Nicola Sturgeon insists resignation before Operation Branchform arrests was 'coincidence of timing'


Nicola Sturgeon has insisted her resignation just weeks before the arrest of her husband was a "coincidence of timing".

The then SNP leader stunned the political world when she announced her intention to quit as First Minister on February 15 last year.

She officially left office on March 28 - just days before former SNP chief executive Peter Murrell was arrested on April 5 as part of an on-going investigation into SNP finances.

MSP Colin Beattie, the party's then treasurer, was later arrested on April 18 last year before being released without charge.

Sturgeon was arrested and questioned for several hours on June 11 last year before also being released without charge. She has repeatedly denied any wrongdoing.

Murrell was last month rearrested and formally charged with embezzlement of party funds.

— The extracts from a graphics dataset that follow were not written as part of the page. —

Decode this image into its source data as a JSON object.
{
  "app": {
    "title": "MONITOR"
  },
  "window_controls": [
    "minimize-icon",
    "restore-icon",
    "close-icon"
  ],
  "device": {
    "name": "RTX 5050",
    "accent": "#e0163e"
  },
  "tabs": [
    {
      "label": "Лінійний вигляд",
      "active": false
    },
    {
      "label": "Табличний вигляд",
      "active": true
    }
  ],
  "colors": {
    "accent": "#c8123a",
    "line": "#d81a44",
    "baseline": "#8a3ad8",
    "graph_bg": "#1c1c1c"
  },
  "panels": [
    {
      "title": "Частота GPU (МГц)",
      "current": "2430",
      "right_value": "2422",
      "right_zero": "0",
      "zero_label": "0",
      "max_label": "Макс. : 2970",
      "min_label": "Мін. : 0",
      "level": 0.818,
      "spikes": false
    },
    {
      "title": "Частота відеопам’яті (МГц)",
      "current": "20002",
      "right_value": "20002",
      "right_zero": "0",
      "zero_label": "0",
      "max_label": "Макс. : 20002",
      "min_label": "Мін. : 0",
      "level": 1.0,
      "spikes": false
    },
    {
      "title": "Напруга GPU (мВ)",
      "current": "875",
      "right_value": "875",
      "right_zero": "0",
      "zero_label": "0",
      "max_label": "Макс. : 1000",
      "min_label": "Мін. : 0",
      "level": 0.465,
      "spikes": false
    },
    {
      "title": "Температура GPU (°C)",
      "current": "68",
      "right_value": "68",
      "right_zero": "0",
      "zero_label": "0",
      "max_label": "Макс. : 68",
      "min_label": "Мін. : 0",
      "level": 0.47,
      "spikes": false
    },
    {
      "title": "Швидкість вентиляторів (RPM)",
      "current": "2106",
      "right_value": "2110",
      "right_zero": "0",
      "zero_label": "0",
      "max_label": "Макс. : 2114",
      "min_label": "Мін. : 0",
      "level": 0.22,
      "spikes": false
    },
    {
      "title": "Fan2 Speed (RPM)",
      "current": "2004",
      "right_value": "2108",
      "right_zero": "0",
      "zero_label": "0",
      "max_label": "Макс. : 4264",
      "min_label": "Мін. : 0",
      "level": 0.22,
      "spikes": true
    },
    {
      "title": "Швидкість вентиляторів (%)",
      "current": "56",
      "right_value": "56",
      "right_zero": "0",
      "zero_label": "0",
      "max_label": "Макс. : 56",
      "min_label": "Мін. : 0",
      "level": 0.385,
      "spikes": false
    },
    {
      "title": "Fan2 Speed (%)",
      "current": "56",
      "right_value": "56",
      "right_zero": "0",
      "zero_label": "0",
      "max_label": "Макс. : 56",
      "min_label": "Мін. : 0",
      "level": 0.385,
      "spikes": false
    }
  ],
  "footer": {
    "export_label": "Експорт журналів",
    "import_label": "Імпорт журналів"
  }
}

Sturgeon was asked about her resignation while speaking at the Charleston Literary Festival in the south of England on Sunday.

Explaining her decision to resign, she said: "I think, in politics, you reach a point where you know in yourself that you don't have as much to give anymore.

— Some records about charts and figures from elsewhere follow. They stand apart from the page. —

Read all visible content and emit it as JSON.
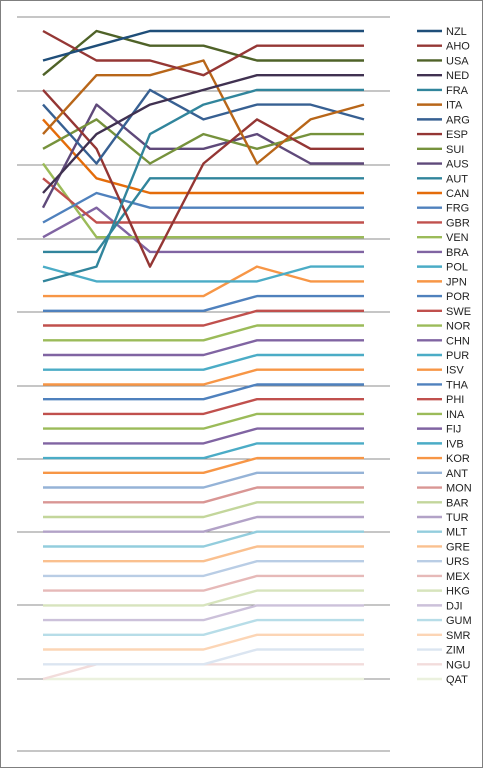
{
  "chart_data": {
    "type": "line",
    "title": "",
    "xlabel": "",
    "ylabel": "",
    "x": [
      1,
      2,
      3,
      4,
      5,
      6,
      7
    ],
    "ylim": [
      0,
      45
    ],
    "grid": true,
    "legend_position": "right",
    "series": [
      {
        "name": "NZL",
        "color": "#1f4e79",
        "values": [
          3,
          2,
          1,
          1,
          1,
          1,
          1
        ]
      },
      {
        "name": "AHO",
        "color": "#953735",
        "values": [
          1,
          3,
          3,
          4,
          2,
          2,
          2
        ]
      },
      {
        "name": "USA",
        "color": "#4f6228",
        "values": [
          4,
          1,
          2,
          2,
          3,
          3,
          3
        ]
      },
      {
        "name": "NED",
        "color": "#403151",
        "values": [
          12,
          8,
          6,
          5,
          4,
          4,
          4
        ]
      },
      {
        "name": "FRA",
        "color": "#31859c",
        "values": [
          18,
          17,
          8,
          6,
          5,
          5,
          5
        ]
      },
      {
        "name": "ITA",
        "color": "#b86619",
        "values": [
          8,
          4,
          4,
          3,
          10,
          7,
          6
        ]
      },
      {
        "name": "ARG",
        "color": "#376092",
        "values": [
          6,
          10,
          5,
          7,
          6,
          6,
          7
        ]
      },
      {
        "name": "ESP",
        "color": "#943634",
        "values": [
          5,
          9,
          17,
          10,
          7,
          9,
          9
        ]
      },
      {
        "name": "SUI",
        "color": "#76923c",
        "values": [
          9,
          7,
          10,
          8,
          9,
          8,
          8
        ]
      },
      {
        "name": "AUS",
        "color": "#5f497a",
        "values": [
          13,
          6,
          9,
          9,
          8,
          10,
          10
        ]
      },
      {
        "name": "AUT",
        "color": "#31859c",
        "values": [
          16,
          16,
          11,
          11,
          11,
          11,
          11
        ]
      },
      {
        "name": "CAN",
        "color": "#e46c0a",
        "values": [
          7,
          11,
          12,
          12,
          12,
          12,
          12
        ]
      },
      {
        "name": "FRG",
        "color": "#4f81bd",
        "values": [
          14,
          12,
          13,
          13,
          13,
          13,
          13
        ]
      },
      {
        "name": "GBR",
        "color": "#c0504d",
        "values": [
          11,
          14,
          14,
          14,
          14,
          14,
          14
        ]
      },
      {
        "name": "VEN",
        "color": "#9bbb59",
        "values": [
          10,
          15,
          15,
          15,
          15,
          15,
          15
        ]
      },
      {
        "name": "BRA",
        "color": "#8064a2",
        "values": [
          15,
          13,
          16,
          16,
          16,
          16,
          16
        ]
      },
      {
        "name": "POL",
        "color": "#4bacc6",
        "values": [
          17,
          18,
          18,
          18,
          18,
          17,
          17
        ]
      },
      {
        "name": "JPN",
        "color": "#f79646",
        "values": [
          19,
          19,
          19,
          19,
          17,
          18,
          18
        ]
      },
      {
        "name": "POR",
        "color": "#4f81bd",
        "values": [
          20,
          20,
          20,
          20,
          19,
          19,
          19
        ]
      },
      {
        "name": "SWE",
        "color": "#c0504d",
        "values": [
          21,
          21,
          21,
          21,
          20,
          20,
          20
        ]
      },
      {
        "name": "NOR",
        "color": "#9bbb59",
        "values": [
          22,
          22,
          22,
          22,
          21,
          21,
          21
        ]
      },
      {
        "name": "CHN",
        "color": "#8064a2",
        "values": [
          23,
          23,
          23,
          23,
          22,
          22,
          22
        ]
      },
      {
        "name": "PUR",
        "color": "#4bacc6",
        "values": [
          24,
          24,
          24,
          24,
          23,
          23,
          23
        ]
      },
      {
        "name": "ISV",
        "color": "#f79646",
        "values": [
          25,
          25,
          25,
          25,
          24,
          24,
          24
        ]
      },
      {
        "name": "THA",
        "color": "#4f81bd",
        "values": [
          26,
          26,
          26,
          26,
          25,
          25,
          25
        ]
      },
      {
        "name": "PHI",
        "color": "#c0504d",
        "values": [
          27,
          27,
          27,
          27,
          26,
          26,
          26
        ]
      },
      {
        "name": "INA",
        "color": "#9bbb59",
        "values": [
          28,
          28,
          28,
          28,
          27,
          27,
          27
        ]
      },
      {
        "name": "FIJ",
        "color": "#8064a2",
        "values": [
          29,
          29,
          29,
          29,
          28,
          28,
          28
        ]
      },
      {
        "name": "IVB",
        "color": "#4bacc6",
        "values": [
          30,
          30,
          30,
          30,
          29,
          29,
          29
        ]
      },
      {
        "name": "KOR",
        "color": "#f79646",
        "values": [
          31,
          31,
          31,
          31,
          30,
          30,
          30
        ]
      },
      {
        "name": "ANT",
        "color": "#95b3d7",
        "values": [
          32,
          32,
          32,
          32,
          31,
          31,
          31
        ]
      },
      {
        "name": "MON",
        "color": "#d99694",
        "values": [
          33,
          33,
          33,
          33,
          32,
          32,
          32
        ]
      },
      {
        "name": "BAR",
        "color": "#c3d69b",
        "values": [
          34,
          34,
          34,
          34,
          33,
          33,
          33
        ]
      },
      {
        "name": "TUR",
        "color": "#b2a2c7",
        "values": [
          35,
          35,
          35,
          35,
          34,
          34,
          34
        ]
      },
      {
        "name": "MLT",
        "color": "#93cddd",
        "values": [
          36,
          36,
          36,
          36,
          35,
          35,
          35
        ]
      },
      {
        "name": "GRE",
        "color": "#fac08f",
        "values": [
          37,
          37,
          37,
          37,
          36,
          36,
          36
        ]
      },
      {
        "name": "URS",
        "color": "#b9cde5",
        "values": [
          38,
          38,
          38,
          38,
          37,
          37,
          37
        ]
      },
      {
        "name": "MEX",
        "color": "#e6b9b8",
        "values": [
          39,
          39,
          39,
          39,
          38,
          38,
          38
        ]
      },
      {
        "name": "HKG",
        "color": "#d7e4bd",
        "values": [
          40,
          40,
          40,
          40,
          39,
          39,
          39
        ]
      },
      {
        "name": "DJI",
        "color": "#ccc1da",
        "values": [
          41,
          41,
          41,
          41,
          40,
          40,
          40
        ]
      },
      {
        "name": "GUM",
        "color": "#b7dde8",
        "values": [
          42,
          42,
          42,
          42,
          41,
          41,
          41
        ]
      },
      {
        "name": "SMR",
        "color": "#fcd5b5",
        "values": [
          43,
          43,
          43,
          43,
          42,
          42,
          42
        ]
      },
      {
        "name": "ZIM",
        "color": "#dbe5f1",
        "values": [
          44,
          44,
          44,
          44,
          43,
          43,
          43
        ]
      },
      {
        "name": "NGU",
        "color": "#f2dcdb",
        "values": [
          45,
          44,
          44,
          44,
          44,
          44,
          44
        ]
      },
      {
        "name": "QAT",
        "color": "#ebf1de",
        "values": [
          45,
          45,
          45,
          45,
          45,
          45,
          45
        ]
      }
    ]
  }
}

"I also thought that politics in Scotland, like politics everywhere right now, is pretty polarised".

She said she had reached "the point where I thought I was part of that problem" because there is no one in Scotland who "doesn't have an opinion about me whether good or bad - and I'm not sure many people are indifferent".

Detectives launched Operation Branchform in July 2021 following complaints over how the SNP had spent more than £600,000 of donations supposedly ring-fenced for independence campaigning.

The investigation was ramped up in spring 2023 when a house belonging to Sturgeon and Murrell was searched by officers for two days.

Scotland's most senior police officer said last week that detectives probing SNP party finances will report their findings to prosecutors “in a matter of weeks”.

Police Scotland’s Chief Constable Jo Farrell said in a broadcast interview she had a team of “very skilled” individuals working on the long-running case.